Monday, February 6, 2012

Husbandry and Fatherdom

Becoming a husband didn't completely change my life like I was told. What it did for me was give me someone with whom to share my life. It has been the best decision of I have ever made (except for my faith in Jesus, of course). Marrying Laurel has made it so that I get to wake up with my best friend every morning...and my best friend is really hot...even in the morning. It has given me someone to laugh with, to dream with, to cry with (it has happened once or twice), to figure out how to live this life to its full potential, and how to truly live for Christ and to further His Kingdom.




Becoming a father really did completely change my life, but not like I was told. It's not so much in the wording as it is in the tone. The way that it's typically expressed is in a very uplifting, sweet tone, "Having kids will change your life!" The reality is that it does change your life and it is "very good" (God). But what people don't tell you is that it changes your life because your life is no longer yours. You now have this little person hanging on you from 4 am to 9 pm (Ephraim doesn't sleep much...Jordan sleeps a little more than him). You have to take them into consideration every time you decide to leave the house or even take a shower. They won't let you out of their sight most of the day, so there is no more privacy...just try to go to the bathroom alone.




Don't misunderstand me. I love Ephraim and Jordan with everything that I am, and I know that they do all of these things because they depend on us and love us so much that they want to be with us 24/7. It's a great thing...just not in the way I expected.




What I've realized as a husband and father is that my family depends on me. The decisions I make matter not only to me, but to them as well. With this in mind a lot of times I try to make the safe decisions. The decisions that will make life most comfortable for all us. After all, my family is reliant on me.




Something changed recently.




I was reading Mark 10 (I love the Gospel of Mark...thank you Dr. Peace) and verses 17-31 jumped out at me for the first time as a husband and father. This passage talks about how hard it is for the rich to enter the Kingdom of God. I love this passage and I've learned a lot from it, but tonight I experienced the Living Word of God on my couch while I was waiting for Ephraim to finally fall asleep. The end of the passage talks about how anyone who gives up family, homes, riches, etc. for Jesus will "inherit 100 times as much in this present age: homes, brothers, sisters, mothers, children and fields - along with persecutions - and in the age to come eternal life."

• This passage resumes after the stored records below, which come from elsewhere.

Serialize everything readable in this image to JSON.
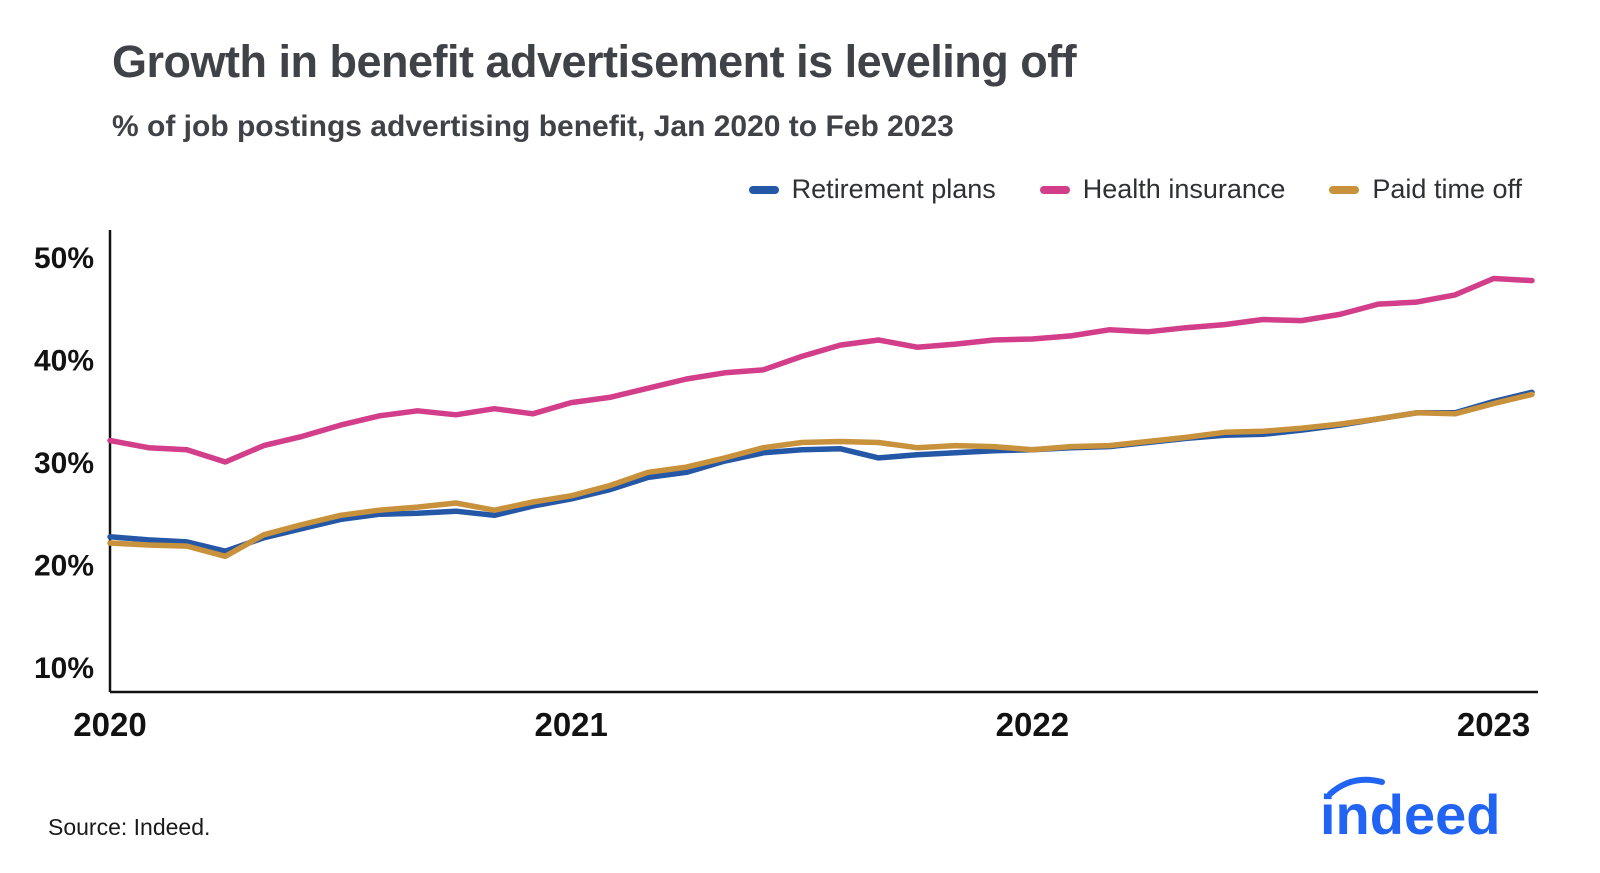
{
  "header": {
    "title": "Growth in benefit advertisement is leveling off",
    "subtitle": "% of job postings advertising benefit, Jan 2020 to Feb 2023"
  },
  "legend": [
    {
      "label": "Retirement plans",
      "color": "#2557a7"
    },
    {
      "label": "Health insurance",
      "color": "#d23e8a"
    },
    {
      "label": "Paid time off",
      "color": "#c8913c"
    }
  ],
  "source": "Source: Indeed.",
  "logo_text": "indeed",
  "logo_color": "#2164f3",
  "chart_data": {
    "type": "line",
    "title": "Growth in benefit advertisement is leveling off",
    "subtitle": "% of job postings advertising benefit, Jan 2020 to Feb 2023",
    "x": [
      "Jan 2020",
      "Feb 2020",
      "Mar 2020",
      "Apr 2020",
      "May 2020",
      "Jun 2020",
      "Jul 2020",
      "Aug 2020",
      "Sep 2020",
      "Oct 2020",
      "Nov 2020",
      "Dec 2020",
      "Jan 2021",
      "Feb 2021",
      "Mar 2021",
      "Apr 2021",
      "May 2021",
      "Jun 2021",
      "Jul 2021",
      "Aug 2021",
      "Sep 2021",
      "Oct 2021",
      "Nov 2021",
      "Dec 2021",
      "Jan 2022",
      "Feb 2022",
      "Mar 2022",
      "Apr 2022",
      "May 2022",
      "Jun 2022",
      "Jul 2022",
      "Aug 2022",
      "Sep 2022",
      "Oct 2022",
      "Nov 2022",
      "Dec 2022",
      "Jan 2023",
      "Feb 2023"
    ],
    "x_ticks": [
      {
        "index": 0,
        "label": "2020"
      },
      {
        "index": 12,
        "label": "2021"
      },
      {
        "index": 24,
        "label": "2022"
      },
      {
        "index": 36,
        "label": "2023"
      }
    ],
    "ylabel": "% of job postings advertising benefit",
    "ylim": [
      10,
      50
    ],
    "y_ticks": [
      10,
      20,
      30,
      40,
      50
    ],
    "grid": false,
    "legend_position": "top-right",
    "series": [
      {
        "name": "Retirement plans",
        "color": "#2557a7",
        "values": [
          22.7,
          22.4,
          22.2,
          21.3,
          22.6,
          23.5,
          24.4,
          24.9,
          25.0,
          25.2,
          24.8,
          25.7,
          26.4,
          27.3,
          28.5,
          29.0,
          30.1,
          30.9,
          31.2,
          31.3,
          30.4,
          30.7,
          30.9,
          31.1,
          31.2,
          31.4,
          31.5,
          31.9,
          32.3,
          32.6,
          32.7,
          33.1,
          33.6,
          34.2,
          34.8,
          34.8,
          35.9,
          36.8
        ]
      },
      {
        "name": "Health insurance",
        "color": "#d23e8a",
        "values": [
          32.1,
          31.4,
          31.2,
          30.0,
          31.6,
          32.5,
          33.6,
          34.5,
          35.0,
          34.6,
          35.2,
          34.7,
          35.8,
          36.3,
          37.2,
          38.1,
          38.7,
          39.0,
          40.3,
          41.4,
          41.9,
          41.2,
          41.5,
          41.9,
          42.0,
          42.3,
          42.9,
          42.7,
          43.1,
          43.4,
          43.9,
          43.8,
          44.4,
          45.4,
          45.6,
          46.3,
          47.9,
          47.7
        ]
      },
      {
        "name": "Paid time off",
        "color": "#c8913c",
        "values": [
          22.1,
          21.9,
          21.8,
          20.8,
          22.9,
          23.9,
          24.8,
          25.3,
          25.6,
          26.0,
          25.3,
          26.1,
          26.7,
          27.7,
          29.0,
          29.5,
          30.4,
          31.4,
          31.9,
          32.0,
          31.9,
          31.4,
          31.6,
          31.5,
          31.2,
          31.5,
          31.6,
          32.0,
          32.4,
          32.9,
          33.0,
          33.3,
          33.7,
          34.2,
          34.8,
          34.7,
          35.7,
          36.6
        ]
      }
    ]
  }
}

I had to stop reading and start praying. I thought about Jesus' example of having 100's of homes (everyone he came into contact with invited him over to eat and rest), yet had nowhere to lay his head. This is not a health and wealth message. This is a give up everything and watch God come through message.




I told God that I want to give up everything for Him. That I want to inherit 100 times as much in this age. That I want to be persecuted for Him. That I want eternal life.




I started to look around my house and think that I want to give it all up for Him.




Then I quickly thought, "I can't. I have a family to take care of. This is a single guy's prayer. I can't put my family through that at this point in my life. I have to be the leader."




Some of you already see where this is going. It took me a moment before it was clear...




I am the leader of this family. And I need to set the right example for this family. And the right example is to give up everything for Jesus. To lay down anything and everything that we have for Him. To follow him above everything else. And if that means that we don't have the easiest life, that we don't get to get comfortable, that we don't have much, then that's exactly what I should be doing as a husband and as a father.

1 comment:

  1. You are a great leader for this family! Thank you. Such an important message for men.